Umgekehrt sind Frauen meist gut darin, den Einfluss ihres Partners ernstzunehmen und zu akzeptieren.

3. Sorgen Sie für einen respektvollen Umgang.

Glückliche Paare achten – auch nach vielen Jahren noch – darauf – achtsam und respektvoll miteinander umzugehen. Weigern Sie sich, verletzendes Verhalten des anderen durchgehen zu lassen oder ganz zu tolerieren (“Er/sie ist eben so. Er/sie meint es im Grunde nicht so.”) Je früher in der Beziehung Sie auf eine niedrige Toleranzschwelle gegenüber Kränkungen und Verletzungen achten, umso besser für die Beziehung. Wenn sich respektloses Verhalten erst einmal eingenistet hat, ist dem viel schwerer zu begegnen.

4. Lernen Sie, Rettungsversuche zu machen.

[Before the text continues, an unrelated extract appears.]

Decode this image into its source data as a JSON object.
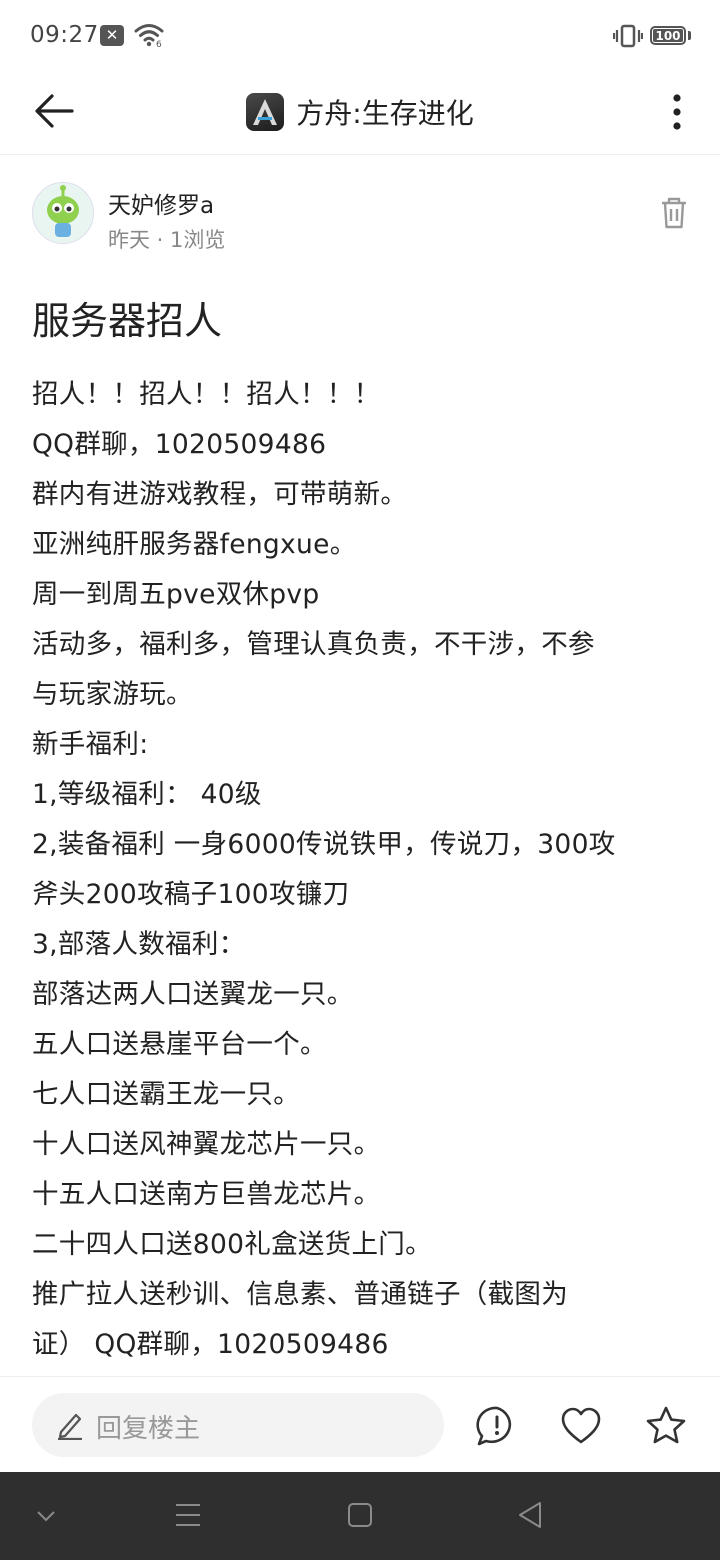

Erfolgreiche Paare wissen, wie man einen Streit nicht so weit eskalieren lässt, dass er außer Kontrolle gerät. Einer der beiden Partner startet einen “Rettungsversuch”:

  • Das kann eine humorvolle Bemerkung sein (am besten über sich selbst).
  • Oder eine verständnisvolle Geste (“Ich verstehe, dass dich das geärgert hat.”)
  • Schaffen Sie im Streit eine gemeinsame Basis. (“Das ist wirklich unser Problem.”) anstatt Schuldzuweisungen (“Das ist ganz allein dein Problem!”)
  • Geben Sie Raum.*Gehen Sie innerlich – aber zuweilen auch räumlich – einen Schritt zurück, um mehr Luft zwischen Ihnen zu schaffen.
  • Zeigen Sie Verständnis für die Gefühle des anderen.(“Ich schätze sehr, dass du … und ich danke dir dafür …”)

5. Vertagen Sie Streits nach 22.00 Uhr auf einen anderen Zeitpunkt.

Ebenso können Sie untertags, wenn die Diskussion zu hitzig wird, eine Pause von etwa 15 Minuten vereinbaren. Dann haben sich beide wieder beruhigt, und Sie können wieder besser sprechen und zuhören.

6. Vergewissern Sie sich Ihrer Gemeinsamkeiten.

Glückliche Paare vergessen auch in einem Streit nicht, dass die Gemeinsamkeiten das Trennende überwiegen. Und sie zeigen es auch durch positive Kommentare – auch während eines Streits. Beziehungen gedeihen am besten in einem positiven, wertschätzenden Klima. Anerkennende Äußerungen sind wie Einzahlungen auf das gemeinsame ‘Beziehungskonto’. Wenn dieses gut gefüllt ist, bringt auch ein Streit das Konto nicht gleich ins Minus.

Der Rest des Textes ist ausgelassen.